しかし、ここで問題となるのは、仮に「熟議」を行ったとしても、最終的な決定は国会内のパワーバランス、すなわち“数の力”によって左右されてしまうという現実である。 現在の憲法審査会では、議題設定から審議の進め方まで与党が主導し、結論ありきの「決着」を目指す姿勢が露骨になっている。
本来、憲法96条の3分の2要件は、多数派の暴走を防ぐための“防波堤”として設計された。しかし、熟議が形式化し、数の力がそのまま改憲発議へと直結する現在の状況は、この防波堤がすでに決壊しつつあることを示している。 これは、憲法99条が求める「憲法の尊重擁護」から最も遠い行為であり、立憲主義の根幹を揺るがす危険な兆候である。
さらに深刻なのは、こうした制度上の問題が、突発的に生じたわけではないという点である。5類型撤廃に象徴されるように、日本の国会では長年にわたり「数の力で押し切る」政治文化が積み重ねられてきた。こうした前例の蓄積が、「憲法の歯止めは容易に乗り越えられる」という誤った学習効果を生み、ついには立憲主義を軽視する首相が就任し、憲法の精神に反する政策を強行できてしまう土壌をつくったのではないか。 その結果、憲法が本来果たすべき抑制と均衡の機能が、いままさに失われつつある。
さいごに:主権者としての防波堤を築くために
高市首相の改憲に向けた一連の発言と行動は、憲法99条や96条の条文そのものに直接違反しているわけではない。だからこそ、その問題は見えにくく、厄介である。

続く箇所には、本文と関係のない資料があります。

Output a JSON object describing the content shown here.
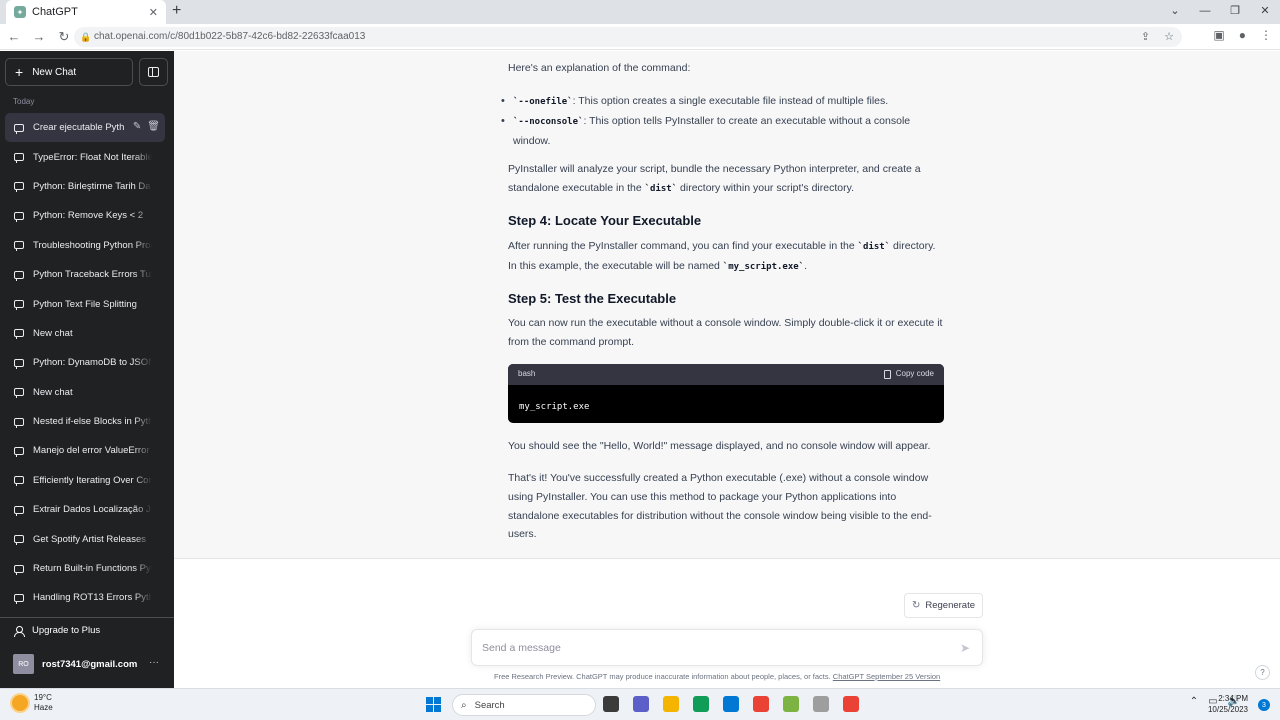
{
  "browser": {
    "tab_title": "ChatGPT",
    "url": "chat.openai.com/c/80d1b022-5b87-42c6-bd82-22633fcaa013"
  },
  "sidebar": {
    "new_chat_label": "New Chat",
    "section_label": "Today",
    "chats": [
      "Crear ejecutable Pyth",
      "TypeError: Float Not Iterable",
      "Python: Birleştirme Tarih Da",
      "Python: Remove Keys < 2",
      "Troubleshooting Python Prog",
      "Python Traceback Errors Tut",
      "Python Text File Splitting",
      "New chat",
      "Python: DynamoDB to JSON",
      "New chat",
      "Nested if-else Blocks in Pyth",
      "Manejo del error ValueError",
      "Efficiently Iterating Over Con",
      "Extrair Dados Localização JS",
      "Get Spotify Artist Releases",
      "Return Built-in Functions Pyt",
      "Handling ROT13 Errors Pytho"
    ],
    "upgrade_label": "Upgrade to Plus",
    "account_initials": "RO",
    "account_email": "rost7341@gmail.com"
  },
  "answer": {
    "intro": "Here's an explanation of the command:",
    "bullet1_code": "`--onefile`",
    "bullet1_text": ": This option creates a single executable file instead of multiple files.",
    "bullet2_code": "`--noconsole`",
    "bullet2_text": ": This option tells PyInstaller to create an executable without a console window.",
    "para1_a": "PyInstaller will analyze your script, bundle the necessary Python interpreter, and create a standalone executable in the ",
    "para1_code": "`dist`",
    "para1_b": " directory within your script's directory.",
    "step4_heading": "Step 4: Locate Your Executable",
    "step4_a": "After running the PyInstaller command, you can find your executable in the ",
    "step4_code1": "`dist`",
    "step4_b": " directory. In this example, the executable will be named ",
    "step4_code2": "`my_script.exe`",
    "step4_c": ".",
    "step5_heading": "Step 5: Test the Executable",
    "step5_text": "You can now run the executable without a console window. Simply double-click it or execute it from the command prompt.",
    "code_lang": "bash",
    "copy_label": "Copy code",
    "code": "my_script.exe",
    "para2": "You should see the \"Hello, World!\" message displayed, and no console window will appear.",
    "para3": "That's it! You've successfully created a Python executable (.exe) without a console window using PyInstaller. You can use this method to package your Python applications into standalone executables for distribution without the console window being visible to the end-users."
  },
  "composer": {
    "regenerate_label": "Regenerate",
    "placeholder": "Send a message",
    "disclaimer_text": "Free Research Preview. ChatGPT may produce inaccurate information about people, places, or facts. ",
    "disclaimer_link": "ChatGPT September 25 Version",
    "help": "?"
  },
  "taskbar": {
    "temperature": "19°C",
    "weather": "Haze",
    "search_label": "Search",
    "time": "2:34 PM",
    "date": "10/25/2023",
    "notifications": "3",
    "icon_colors": [
      "#3b3b3b",
      "#5b5fc7",
      "#f4b400",
      "#0f9d58",
      "#0078d4",
      "#ea4335",
      "#7cb342",
      "#9e9e9e",
      "#ea4335"
    ]
  }
}
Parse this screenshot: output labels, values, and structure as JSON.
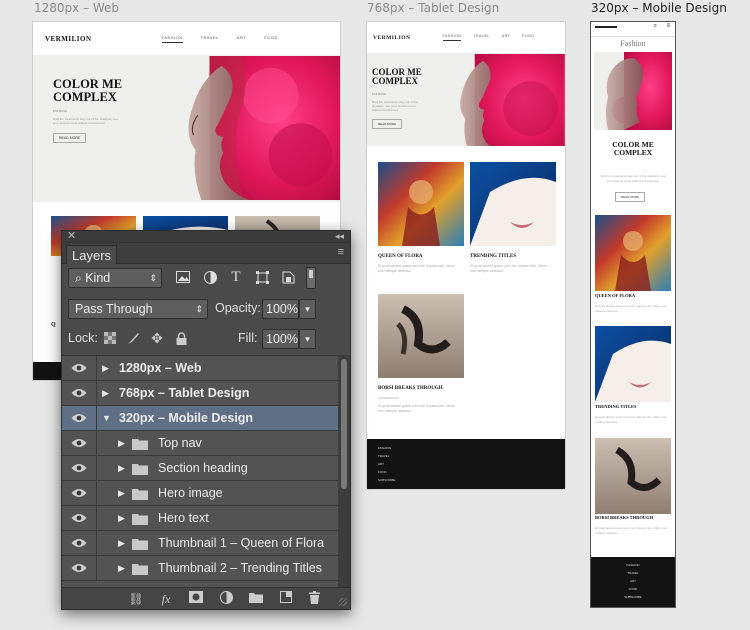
{
  "artboards": {
    "web": {
      "label": "1280px – Web",
      "logo": "VERMILION",
      "menu": [
        "FASHION",
        "TRAVEL",
        "ART",
        "FOOD"
      ],
      "hero_title": [
        "COLOR ME",
        "COMPLEX"
      ],
      "hero_sub": "EMI BASE",
      "hero_copy": "Bold fun treatments stay out of the shadows, see your favorite trend without transformed.",
      "hero_button": "READ MORE",
      "thumb_caption": "Q"
    },
    "tablet": {
      "label": "768px – Tablet Design",
      "logo": "VERMILION",
      "menu": [
        "FASHION",
        "TRAVEL",
        "ART",
        "FOOD"
      ],
      "hero_title": [
        "COLOR ME",
        "COMPLEX"
      ],
      "hero_sub": "EMI BASE",
      "hero_copy": "Bold fun treatments stay out of the shadows, see your favorite trend without transformed.",
      "hero_button": "READ MORE",
      "cards": [
        {
          "title": "QUEEN OF FLORA",
          "text": "Et quidi alciant quanu ped mei dupeat nelo. Idium eus melique delectus."
        },
        {
          "title": "TRENDING TITLES",
          "text": "Et quidi alciant quanu ped mei dupeat nelo. Idium eus melique delectus."
        },
        {
          "title": "BORSI BREAKS THROUGH",
          "meta": "FLOSBE BOOK",
          "text": "Et quidi alciant quanu ped mei dupeat nelo. Idium eus melique delectus."
        }
      ],
      "footer": [
        "FASHION",
        "TRAVEL",
        "ART",
        "FOOD",
        "SUBSCRIBE"
      ]
    },
    "mobile": {
      "label": "320px – Mobile Design",
      "section_heading": "Fashion",
      "hero_title": [
        "COLOR ME",
        "COMPLEX"
      ],
      "hero_copy": "Bold fun treatments stay out of the shadows, see your favorite trend without transformed.",
      "hero_button": "READ MORE",
      "cards": [
        {
          "title": "QUEEN OF FLORA",
          "text": "Et quidi alciant quanu ped mei dupeat nelo. Idium eus melique delectus."
        },
        {
          "title": "TRENDING TITLES",
          "text": "Et quidi alciant quanu ped mei dupeat nelo. Idium eus melique delectus."
        },
        {
          "title": "BORSI BREAKS THROUGH",
          "text": "Et quidi alciant quanu ped mei dupeat nelo. Idium eus melique delectus."
        }
      ],
      "footer": [
        "FASHION",
        "TRAVEL",
        "ART",
        "FOOD",
        "SUBSCRIBE"
      ]
    }
  },
  "layers_panel": {
    "close_glyph": "✕",
    "collapse_glyph": "◂◂",
    "tab": "Layers",
    "menu_glyph": "≡",
    "filter_kind": "Kind",
    "blend_mode": "Pass Through",
    "opacity_label": "Opacity:",
    "opacity_value": "100%",
    "lock_label": "Lock:",
    "fill_label": "Fill:",
    "fill_value": "100%",
    "layers": [
      {
        "name": "1280px – Web",
        "expanded": false,
        "type": "artboard"
      },
      {
        "name": "768px – Tablet Design",
        "expanded": false,
        "type": "artboard"
      },
      {
        "name": "320px – Mobile Design",
        "expanded": true,
        "type": "artboard",
        "selected": true
      },
      {
        "name": "Top nav",
        "type": "group"
      },
      {
        "name": "Section heading",
        "type": "group"
      },
      {
        "name": "Hero image",
        "type": "group"
      },
      {
        "name": "Hero text",
        "type": "group"
      },
      {
        "name": "Thumbnail 1 – Queen of Flora",
        "type": "group"
      },
      {
        "name": "Thumbnail 2 – Trending Titles",
        "type": "group"
      }
    ],
    "colors": {
      "panel": "#4a4a4a",
      "selection": "#5f6f86",
      "artboard_pink": "#e0175a"
    }
  }
}
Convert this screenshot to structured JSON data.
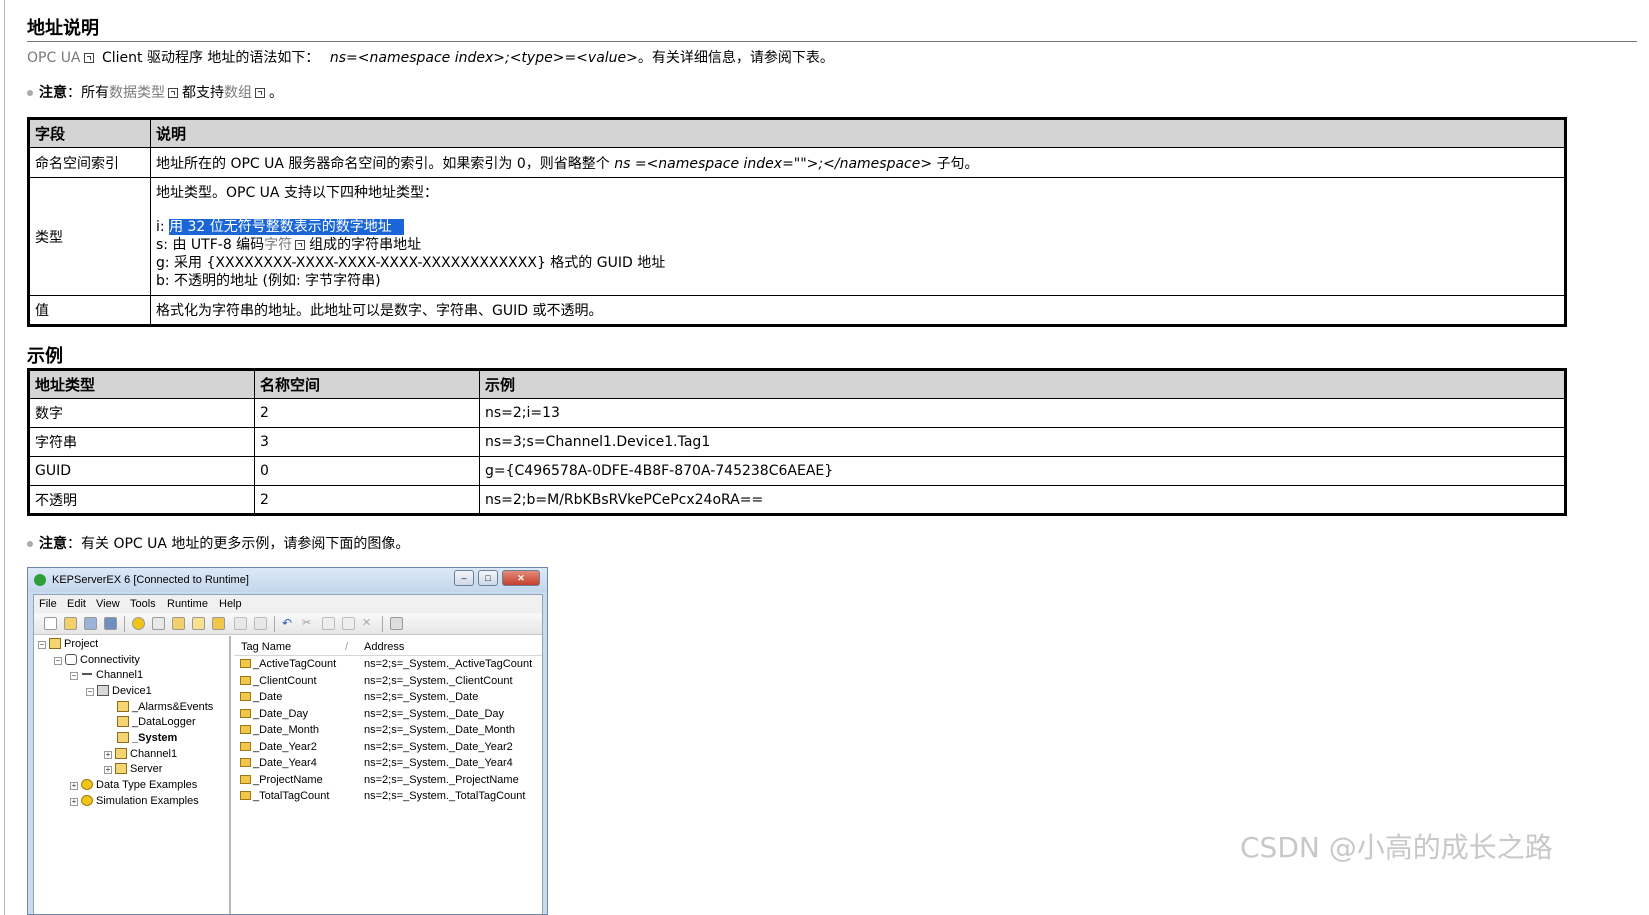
{
  "section1": {
    "heading": "地址说明",
    "intro": {
      "link1": "OPC UA",
      "text1": "Client 驱动程序 地址的语法如下：",
      "syntax": "ns=<namespace index>;<type>=<value>",
      "text2": "。有关详细信息，请参阅下表。"
    },
    "note1": {
      "label": "注意",
      "text1": "：所有",
      "link1": "数据类型",
      "text2": "都支持",
      "link2": "数组",
      "text3": "。"
    },
    "table": {
      "headers": [
        "字段",
        "说明"
      ],
      "rows": [
        {
          "field": "命名空间索引",
          "desc_pre": "地址所在的 OPC UA 服务器命名空间的索引。如果索引为 0，则省略整个 ",
          "desc_italic": "ns =<namespace index=\"\">;</namespace>",
          "desc_post": " 子句。"
        },
        {
          "field": "类型",
          "desc_intro": "地址类型。OPC UA 支持以下四种地址类型：",
          "i_prefix": "i: ",
          "i_text": "用 32 位无符号整数表示的数字地址",
          "s_prefix": "s: 由 UTF-8 编码",
          "s_link": "字符",
          "s_post": "组成的字符串地址",
          "g_line": "g: 采用 {XXXXXXXX-XXXX-XXXX-XXXX-XXXXXXXXXXXX} 格式的 GUID 地址",
          "b_line": "b: 不透明的地址 (例如: 字节字符串)"
        },
        {
          "field": "值",
          "desc": "格式化为字符串的地址。此地址可以是数字、字符串、GUID 或不透明。"
        }
      ]
    }
  },
  "section2": {
    "heading": "示例",
    "table": {
      "headers": [
        "地址类型",
        "名称空间",
        "示例"
      ],
      "rows": [
        [
          "数字",
          "2",
          "ns=2;i=13"
        ],
        [
          "字符串",
          "3",
          "ns=3;s=Channel1.Device1.Tag1"
        ],
        [
          "GUID",
          "0",
          "g={C496578A-0DFE-4B8F-870A-745238C6AEAE}"
        ],
        [
          "不透明",
          "2",
          "ns=2;b=M/RbKBsRVkePCePcx24oRA=="
        ]
      ]
    },
    "note2": {
      "label": "注意",
      "text": "：有关 OPC UA 地址的更多示例，请参阅下面的图像。"
    }
  },
  "screenshot": {
    "title": "KEPServerEX 6  [Connected to Runtime]",
    "menu": [
      "File",
      "Edit",
      "View",
      "Tools",
      "Runtime",
      "Help"
    ],
    "tree": [
      {
        "label": "Project",
        "level": 0
      },
      {
        "label": "Connectivity",
        "level": 1
      },
      {
        "label": "Channel1",
        "level": 2
      },
      {
        "label": "Device1",
        "level": 3
      },
      {
        "label": "_Alarms&Events",
        "level": 4
      },
      {
        "label": "_DataLogger",
        "level": 4
      },
      {
        "label": "_System",
        "level": 4
      },
      {
        "label": "Channel1",
        "level": 4
      },
      {
        "label": "Server",
        "level": 4
      },
      {
        "label": "Data Type Examples",
        "level": 2
      },
      {
        "label": "Simulation Examples",
        "level": 2
      }
    ],
    "columns": [
      "Tag Name",
      "Address"
    ],
    "tags": [
      {
        "name": "_ActiveTagCount",
        "address": "ns=2;s=_System._ActiveTagCount"
      },
      {
        "name": "_ClientCount",
        "address": "ns=2;s=_System._ClientCount"
      },
      {
        "name": "_Date",
        "address": "ns=2;s=_System._Date"
      },
      {
        "name": "_Date_Day",
        "address": "ns=2;s=_System._Date_Day"
      },
      {
        "name": "_Date_Month",
        "address": "ns=2;s=_System._Date_Month"
      },
      {
        "name": "_Date_Year2",
        "address": "ns=2;s=_System._Date_Year2"
      },
      {
        "name": "_Date_Year4",
        "address": "ns=2;s=_System._Date_Year4"
      },
      {
        "name": "_ProjectName",
        "address": "ns=2;s=_System._ProjectName"
      },
      {
        "name": "_TotalTagCount",
        "address": "ns=2;s=_System._TotalTagCount"
      }
    ]
  },
  "watermark": "CSDN @小高的成长之路"
}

「理想の国」「定期的な更新」「国民の負託」——。こうした耳障りの良いレトリックの裏側で、権力を縛るはずの憲法が、権力者自身の都合の良いように作り変えられようとしている。立憲主義の考えをとらないと明言する首相が、憲法改正を主導すること自体が、憲法99条の精神と根本的に矛盾するのである。
私たちが今問われているのは、この「静かなる危機」に気づくことができるかどうかである。政治家が語る「理想の物語」に無批判に同調するのではなく、憲法によって権力を監視し、縛り続けるという主権者としての冷徹な視点を持つこと。政治家任せにするのではなく、政治家を監視する。それこそが、立憲主義の崩壊を防ぐ最大の防波堤となるはずである。